Богдан не спеша шел к Набережной. Просто не мог сидеть дома. И пойти, как оказалась, ему некуда.
К Лесе нельзя. Он видеть не может эту… интриганку! Притворщицу. Артистку.
И к друзьям Богдану не хочется, они наверняка начнут приставать с расспросами. Или опять станут звать с собой в Старый Крым, в поход. Симоненко на этой почве свихнулся, буквально бредит спелеологией. Еще и Леську собирается захватить с собой.
Вот уж нет!
Перетопчется.
Богдан криво усмехнулся: последнее время он только и делал, что шарахался от близких. Даже Машка подкатывалась к нему с расспросами, почему он такой хмурый и злой. Или – почему бы им ни поехать прямо сейчас к Лесе.
И мама смотрела встревожено. Того и гляди, тоже спросит о Леське. И что прикажете ей ответить? Что он видеть эту… не может?

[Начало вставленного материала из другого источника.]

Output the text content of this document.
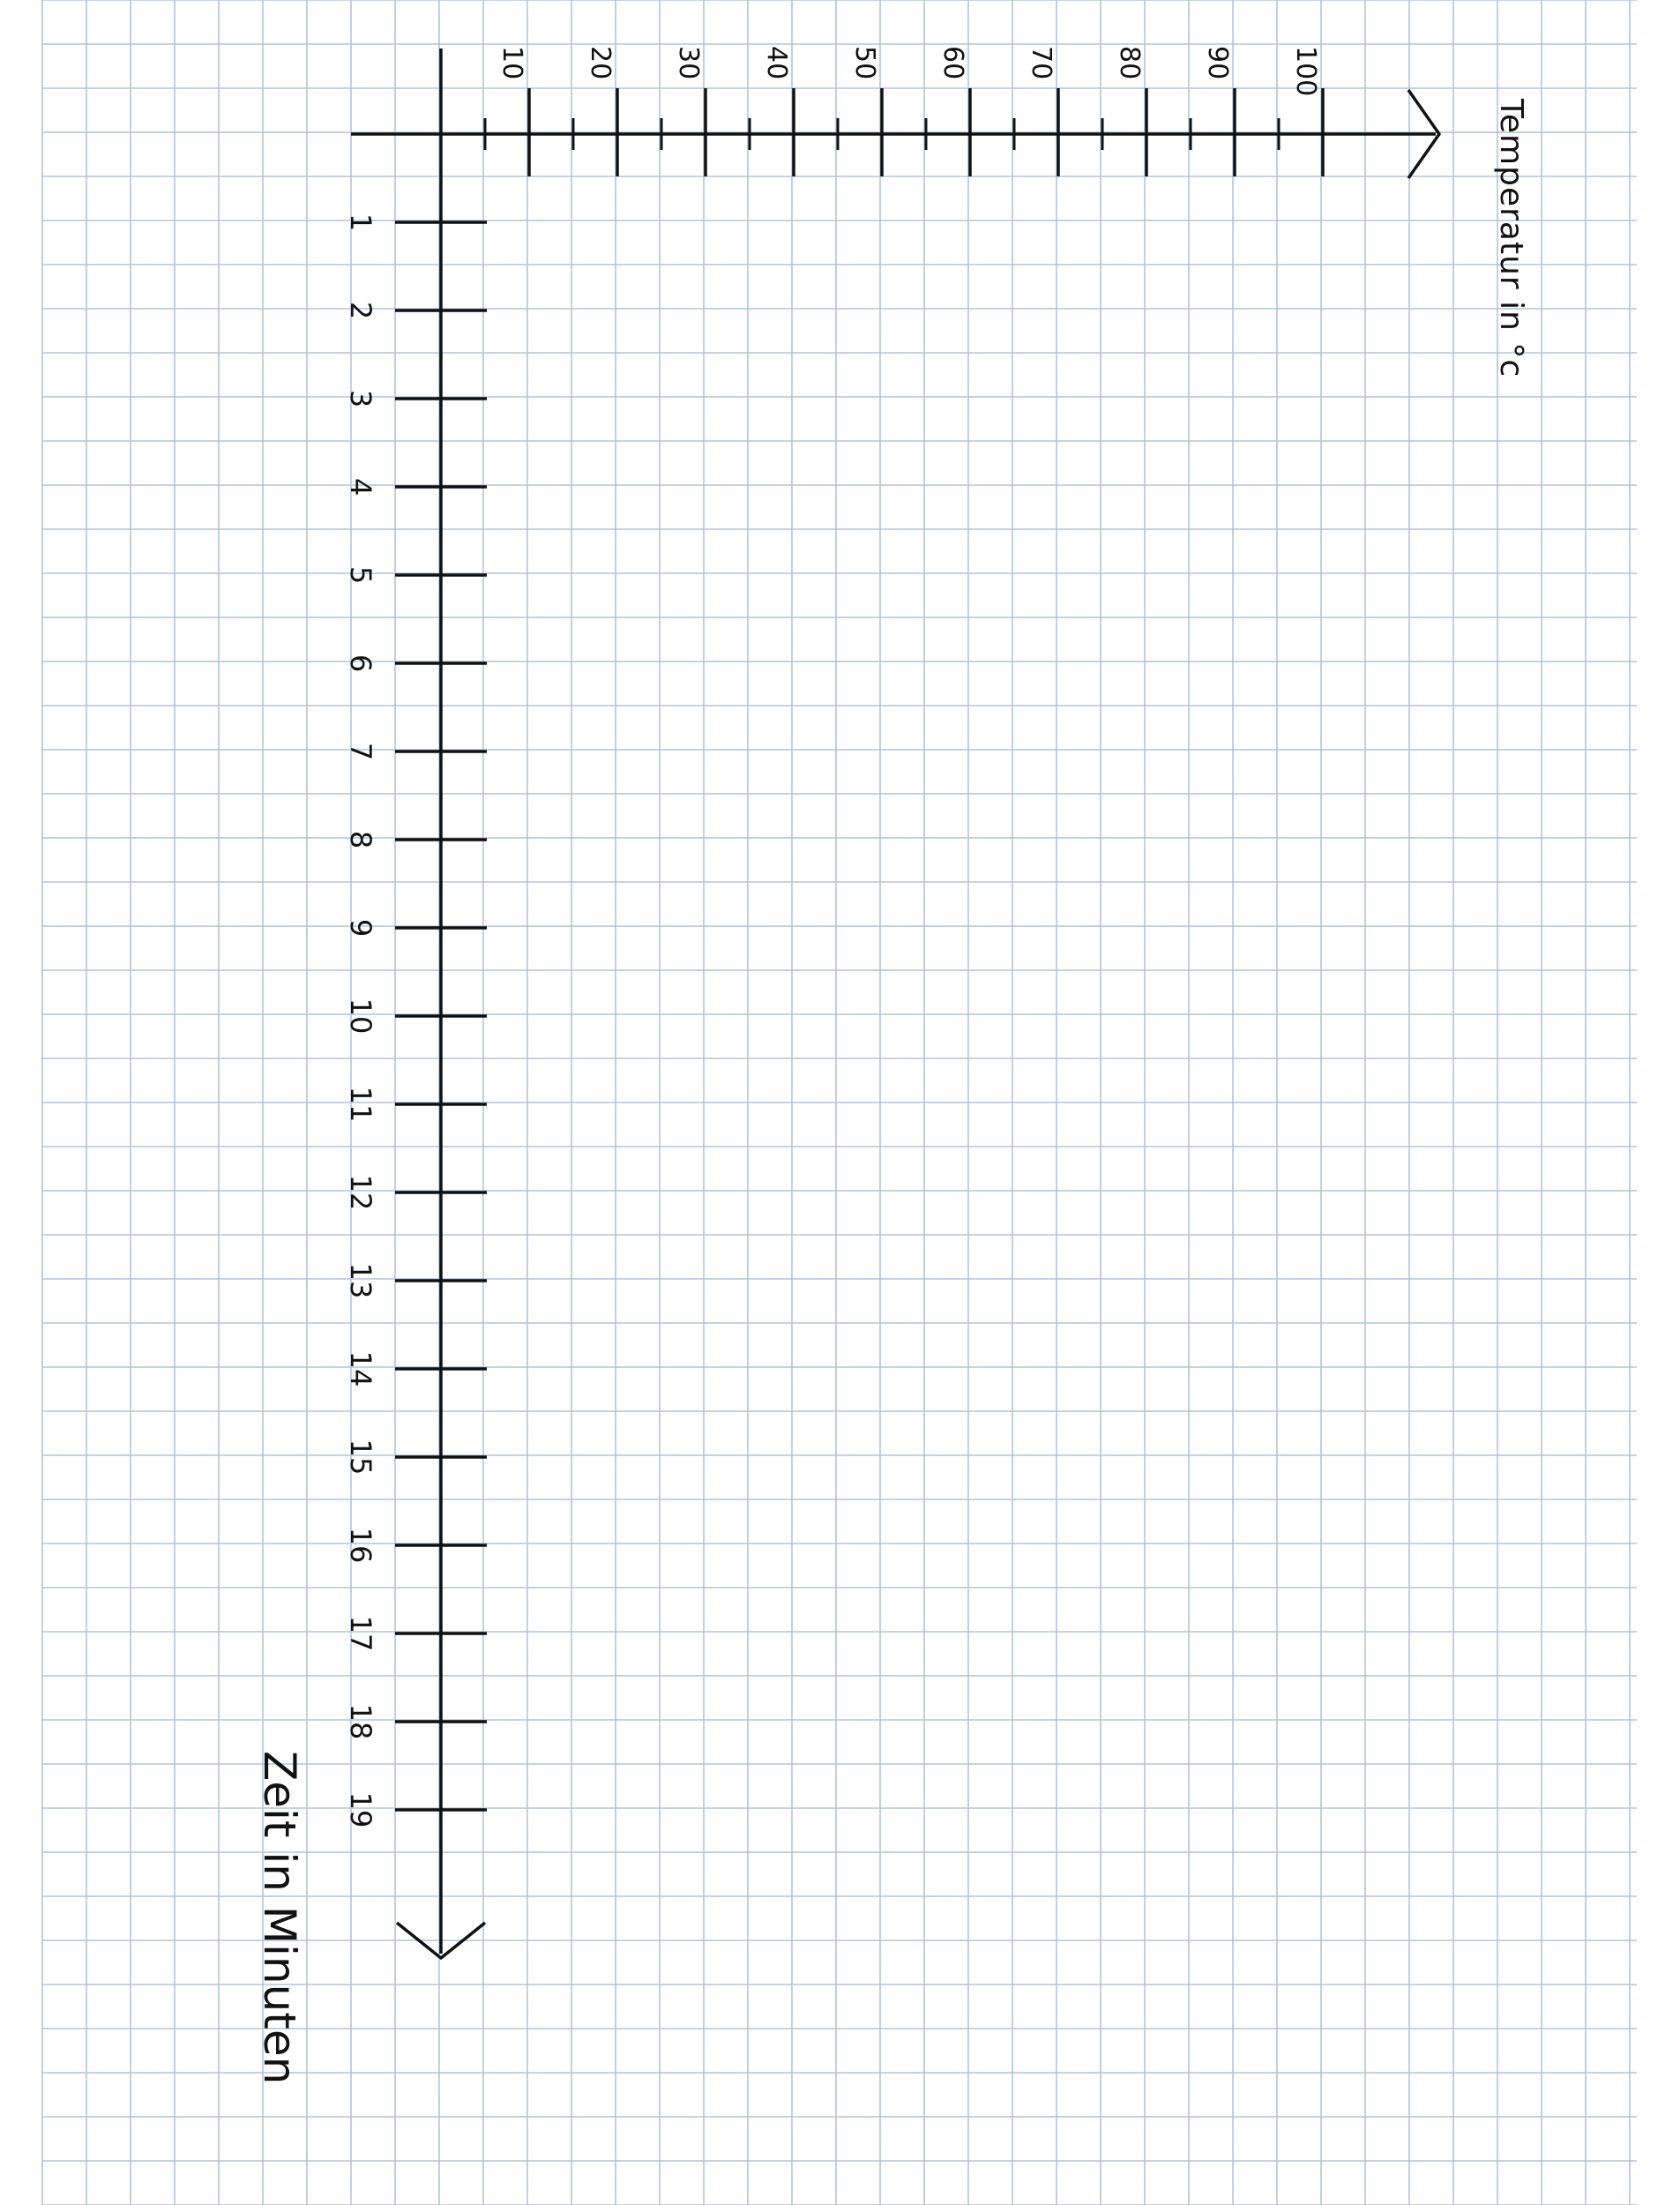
10 20 30 40 50 60 70 80 90 100
1
2
3
4
5
6
7
8
9
10
11
12
13
14
15
16
17
18
19
Temperatur in °c
Zeit in Minuten
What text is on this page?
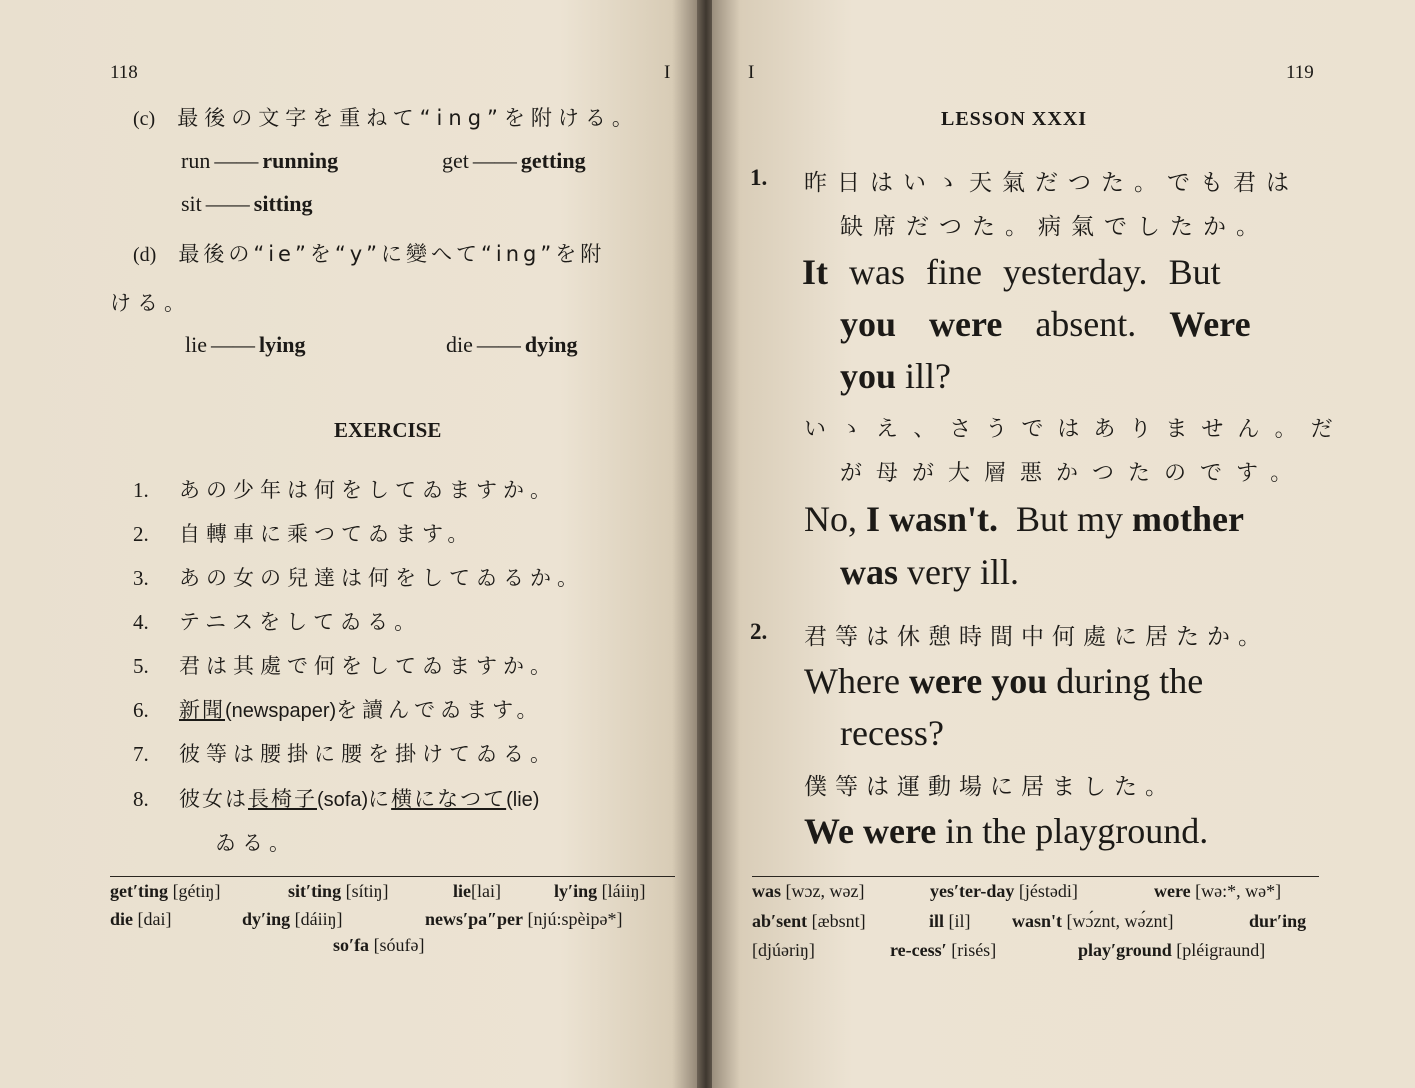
118	I
(c) 最後の文字を重ねて“ing”を附ける。
run —— running	get —— getting
sit —— sitting
(d) 最後の“ie”を“y”に變へて“ing”を附
ける。
lie —— lying	die —— dying
EXERCISE
1. あの少年は何をしてゐますか。
2. 自轉車に乘つてゐます。
3. あの女の兒達は何をしてゐるか。
4. テニスをしてゐる。
5. 君は其處で何をしてゐますか。
6. 新聞(newspaper)を讀んでゐます。
7. 彼等は腰掛に腰を掛けてゐる。
8. 彼女は長椅子(sofa)に横になつて(lie)
ゐる。
get′ting [gétiŋ]	sit′ting [sítiŋ]	lie[lai]	ly′ing [láiiŋ]
die [dai]	dy′ing [dáiiŋ]	news′pa″per [njú:spèipə*]
so′fa [sóufə]
I	119
LESSON XXXI
1. 昨日はいゝ天氣だつた。でも君は
缺席だつた。病氣でしたか。
It was fine yesterday. But
you were absent. Were
you ill?
いゝえ、さうではありません。だ
が母が大層悪かつたのです。
No, I wasn't. But my mother
was very ill.
2. 君等は休憩時間中何處に居たか。
Where were you during the
recess?
僕等は運動場に居ました。
We were in the playground.
was [wɔz, wəz]	yes′ter-day [jéstədi]	were [wə:*, wə*]
ab′sent [æbsnt]	ill [il] wasn't [wɔ́znt, wə́znt]	dur′ing
[djúəriŋ]	re-cess′ [risés]	play′ground [pléigraund]
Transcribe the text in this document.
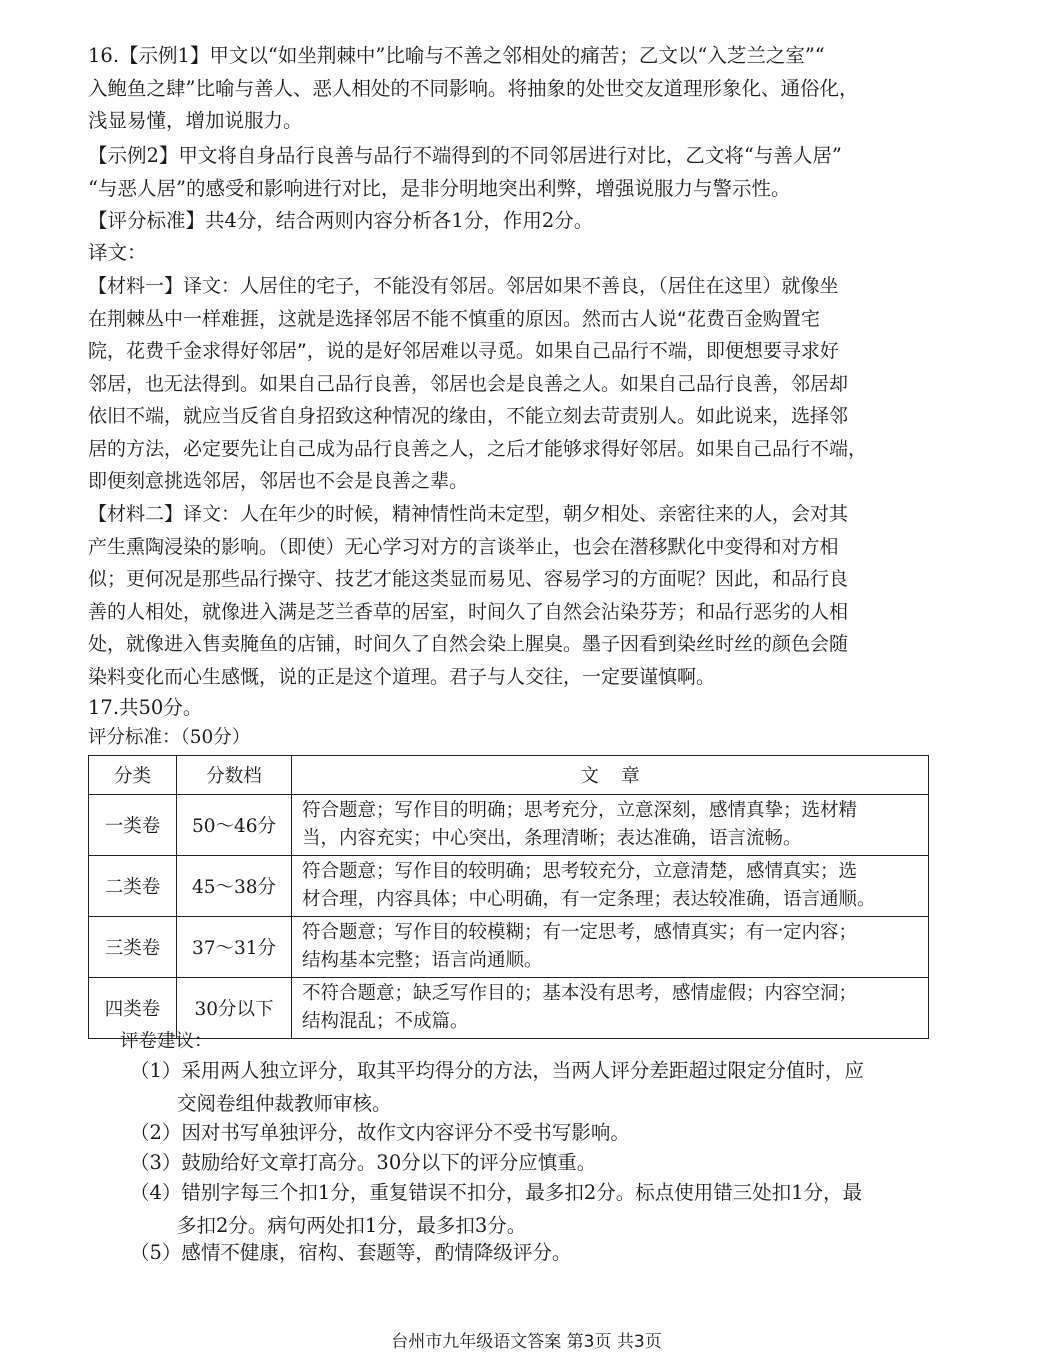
16.【示例1】甲文以“如坐荆棘中”比喻与不善之邻相处的痛苦；乙文以“入芝兰之室”“
入鲍鱼之肆”比喻与善人、恶人相处的不同影响。将抽象的处世交友道理形象化、通俗化，
浅显易懂，增加说服力。
【示例2】甲文将自身品行良善与品行不端得到的不同邻居进行对比，乙文将“与善人居”
“与恶人居”的感受和影响进行对比，是非分明地突出利弊，增强说服力与警示性。
【评分标准】共4分，结合两则内容分析各1分，作用2分。
译文：
【材料一】译文：人居住的宅子，不能没有邻居。邻居如果不善良，（居住在这里）就像坐
在荆棘丛中一样难捱，这就是选择邻居不能不慎重的原因。然而古人说“花费百金购置宅
院，花费千金求得好邻居”，说的是好邻居难以寻觅。如果自己品行不端，即便想要寻求好
邻居，也无法得到。如果自己品行良善，邻居也会是良善之人。如果自己品行良善，邻居却
依旧不端，就应当反省自身招致这种情况的缘由，不能立刻去苛责别人。如此说来，选择邻
居的方法，必定要先让自己成为品行良善之人，之后才能够求得好邻居。如果自己品行不端，
即便刻意挑选邻居，邻居也不会是良善之辈。
【材料二】译文：人在年少的时候，精神情性尚未定型，朝夕相处、亲密往来的人，会对其
产生熏陶浸染的影响。（即使）无心学习对方的言谈举止，也会在潜移默化中变得和对方相
似；更何况是那些品行操守、技艺才能这类显而易见、容易学习的方面呢？因此，和品行良
善的人相处，就像进入满是芝兰香草的居室，时间久了自然会沾染芬芳；和品行恶劣的人相
处，就像进入售卖腌鱼的店铺，时间久了自然会染上腥臭。墨子因看到染丝时丝的颜色会随
染料变化而心生感慨，说的正是这个道理。君子与人交往，一定要谨慎啊。
17.共50分。
评分标准：（50分）
分类	分数档	文章
一类卷	50～46分	符合题意；写作目的明确；思考充分，立意深刻，感情真挚；选材精
当，内容充实；中心突出，条理清晰；表达准确，语言流畅。

二类卷	45～38分	符合题意；写作目的较明确；思考较充分，立意清楚，感情真实；选
材合理，内容具体；中心明确，有一定条理；表达较准确，语言通顺。

三类卷	37～31分	符合题意；写作目的较模糊；有一定思考，感情真实；有一定内容；
结构基本完整；语言尚通顺。

四类卷	30分以下	不符合题意；缺乏写作目的；基本没有思考，感情虚假；内容空洞；
结构混乱；不成篇。
评卷建议：
（1）采用两人独立评分，取其平均得分的方法，当两人评分差距超过限定分值时，应
交阅卷组仲裁教师审核。
（2）因对书写单独评分，故作文内容评分不受书写影响。
（3）鼓励给好文章打高分。30分以下的评分应慎重。
（4）错别字每三个扣1分，重复错误不扣分，最多扣2分。标点使用错三处扣1分，最
多扣2分。病句两处扣1分，最多扣3分。
（5）感情不健康，宿构、套题等，酌情降级评分。
台州市九年级语文答案 第3页 共3页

Богдан присел за столик уличного кафе и попросил принести кофе и мороженое со взбитыми сливками. Неприязненно покосился на стайку весело смеющихся девушек и отвернулся.
С него и Марго довольно. Леськина троюродная сестрица прицепилась к нему как репей к хвосту дворняги – не стряхнешь. То звонит, то приезжает прямо домой и сидит часами, а то вытаскивает в город, в кафе или на дискотеку.
Совершенно молчать не умеет. Рта не закрывает, Богдан только теперь оценил…
Нет, о Лесе он вспоминать не будет! Богдан болезненно поморщился: пусть с ней и было легко.
Юноша неохотно признал – Леся никогда ему не мешала. Просто находилась рядом, занимаясь своим. Читала, сидела за компьютером, копалась в саду, возилась с малышней, готовила или слушала музыку.
Он прикипел к Леське. Только в эти дни понял, насколько прикипел. Привык к ее присутствию рядом. Ему… ему сейчас трудно дышалось! Но он отвыкнет. Обязательно отвыкнет.
А от Марго Богдан устал. Одному радовался: лето рано или поздно кончится, и девчонка уедет в свою Москву.
Богдан глотнул ароматный горячий кофе, и лицо его прояснилось. Он вдруг подумал: «Может, в самом деле, сбежать на две недели из Керчи? В поход пойти, например. Петро клялся – чужих практически не будет. Парни из секции и несколько девчонок из параллельного выпускного класса. Новичков двое-трое, так что никаких сложностей. И маршрут в этом году классный разработали, некоторые пещеры – пальчики оближешь…»
– Привет!
Богдан поперхнулся кофе и закашлял. Симоненко потянул к себе стул и закричал официанту:
– Мне молочный коктейль! С малиновым сиропом! И побыстрее!
– Помяни черта, он тут как тут, – проворчал Богдан.
– Ты обо мне?
– Ну да. Только подумал, не двинуть ли мне с вами в Старый Крым, как ты и нарисовался.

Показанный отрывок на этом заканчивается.